* Country-by-country corporate reporting proposed
* Offshore credit default swap payments loophole hit
* Levin promises 2004 repatriation tax holiday study
By Kevin Drawbaugh
WASHINGTON, July 12 U.S. multinational
corporations would have to report financial results on a
country-by-country basis, potentially revealing much about
their offshore tax and accounting practices, under legislation
introduced in the Senate on Tuesday.
Saying that offshore tax abuses cost the government $100
billion a year in lost revenue, Democratic Senator Carl Levin
said his bill would additionally close a loophole that allows
credit default swap payments to escape taxation if sent from
the United States to persons offshore.
The outlook for the bill was not immediately clear. Levin
wants it folded into a deficit reduction package this year and
Democrats have called for closing offshore tax loopholes to be
part of a deficit solution.
"All in all, it strikes me as a bit of a hodgepodge," said
Scott Michael, a lawyer at Caplin & Drysdale in Washington, who
was dismissive of the measure's chances of full passage.
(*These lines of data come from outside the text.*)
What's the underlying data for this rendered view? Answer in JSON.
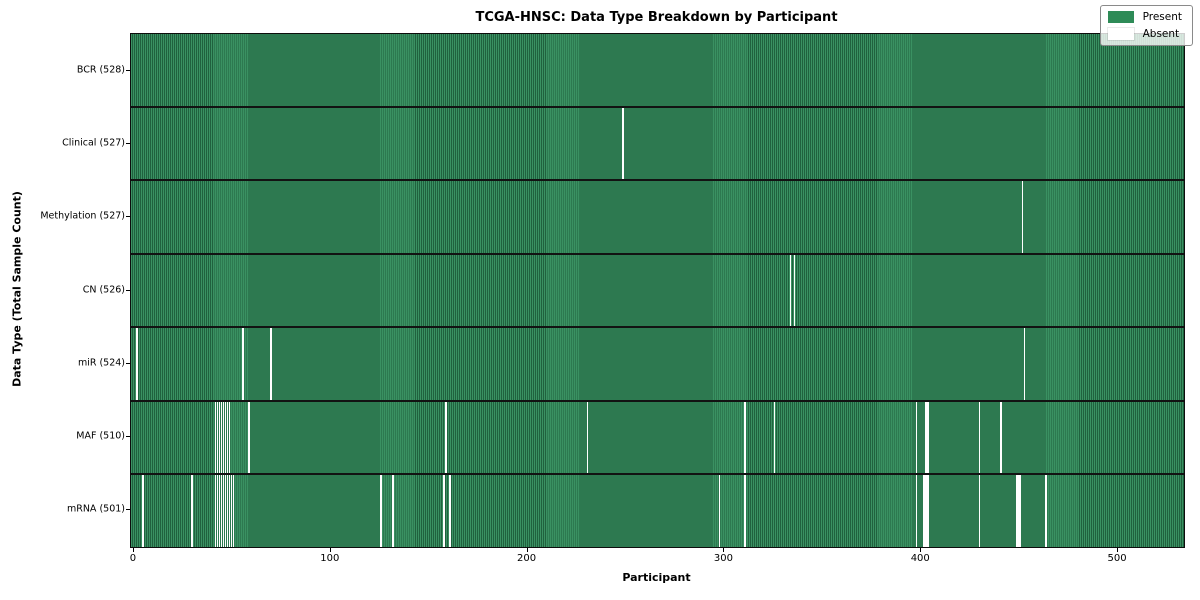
{
  "title": "TCGA-HNSC: Data Type Breakdown by Participant",
  "colors": {
    "present": "#2e8b57",
    "present_stripe_light": "#3a9162",
    "present_stripe_dark": "#20613e",
    "absent": "#ffffff",
    "row_separator": "#121212",
    "legend_border": "#8a8a8a"
  },
  "chart_data": {
    "type": "heatmap",
    "title": "TCGA-HNSC: Data Type Breakdown by Participant",
    "xlabel": "Participant",
    "ylabel": "Data Type (Total Sample Count)",
    "x_axis": {
      "ticks": [
        0,
        100,
        200,
        300,
        400,
        500
      ],
      "range": [
        -1.5,
        533.5
      ]
    },
    "n_participants": 528,
    "grid": false,
    "legend_position": "upper right",
    "legend": [
      {
        "label": "Present",
        "color": "#2e8b57"
      },
      {
        "label": "Absent",
        "color": "#ffffff"
      }
    ],
    "rows": [
      {
        "name": "BCR",
        "label": "BCR (528)",
        "total": 528,
        "absent_participants": []
      },
      {
        "name": "Clinical",
        "label": "Clinical (527)",
        "total": 527,
        "absent_participants": [
          248
        ]
      },
      {
        "name": "Methylation",
        "label": "Methylation (527)",
        "total": 527,
        "absent_participants": [
          451
        ]
      },
      {
        "name": "CN",
        "label": "CN (526)",
        "total": 526,
        "absent_participants": [
          333,
          335
        ]
      },
      {
        "name": "miR",
        "label": "miR (524)",
        "total": 524,
        "absent_participants": [
          1,
          55,
          69,
          452
        ]
      },
      {
        "name": "MAF",
        "label": "MAF (510)",
        "total": 510,
        "absent_participants": [
          41,
          42,
          43,
          44,
          45,
          46,
          47,
          48,
          58,
          158,
          230,
          310,
          325,
          397,
          402,
          403,
          429,
          440
        ]
      },
      {
        "name": "mRNA",
        "label": "mRNA (501)",
        "total": 501,
        "absent_participants": [
          4,
          29,
          41,
          42,
          43,
          44,
          45,
          46,
          47,
          48,
          49,
          50,
          125,
          131,
          157,
          160,
          297,
          310,
          397,
          401,
          402,
          403,
          429,
          448,
          449,
          450,
          463
        ]
      }
    ]
  }
}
Parts of similar bills offered in the past by Levin have
made it into law, such as measures to curb abusive foreign
trusts and close offshore dividend tax loopholes.
"People are sick and tired of tax dodgers using offshore
trickery and abusive tax shelters to avoid paying their fair
share," Levin said in a statement. His bill, one in a series he
has offered in recent years, has five Senate co-sponsors.
"This bill offers powerful new tools to combat offshore and
tax shelter abuses, raise revenues and eliminate incentives to
send U.S. profits and jobs offshore," he said.
LEVELING THE PLAYING FIELD
The Levin bill would treat credit default swap payments
sent offshore as taxable U.S. source income. It would end
multinationals' ability to consolidate global financial results
with little or no country-by-country detail.
It would let the U.S. Treasury secretary take action
against countries or financial institutions that impede U.S.
tax enforcement while making it easier for the Internal Revenue
Service to understand and control offshore entities.
Corporations managed and controlled mainly in the United
States would not be able to claim foreign status and would be
taxed as domestic corporations under the measure, while
penalties slapped on tax evasion promoters would be stiffened.
Representative Lloyd Doggett, a fellow Democrat who like
Levin has pushed for many years to check offshore tax abuses,
will introduce companion legislation in the House of
"This bill offers specific ways to not only raise revenue,
but also level the playing field for small businesses and fix a
broken tax system that facilitates job loss, crime and economic
devastation," said Nicole Tichon, executive director of Tax
Justice Network, a tax fairness activist group.
"Any discussion of fiscal responsibility cannot stop at our
shores," Tichon said.
Another provision of the bill would treat as taxable U.S.
dollars and other assets physically deposited in U.S. accounts
but presently allowed to have offshore status.
REPATRIATION REPORT PROMISED
The Senate Permanent Subcommittee on Investigations, which
Levin chairs, will soon release a report on the results of the
Bush administration's 2004 offshore profits repatriation tax
holiday, he said.
Bush allowed multinationals then to bring back into the
United States approximately $299 billion in foreign profits
that they had stored away overseas to avoid paying the
35-percent corporate income tax rate. Bush allowed the profits
to be repatriated at a tax rate of just 5.25 percent.
At the time, Bush said the holiday would help boost jobs,
but studies have suggested that corporations instead used most
of the money for stock buybacks and shareholder dividends.
U.S. multinationals today have about $1 trillion in
offshore profits packed away in foreign jurisdictions and want
another holiday to bring them home at a discounted tax rate.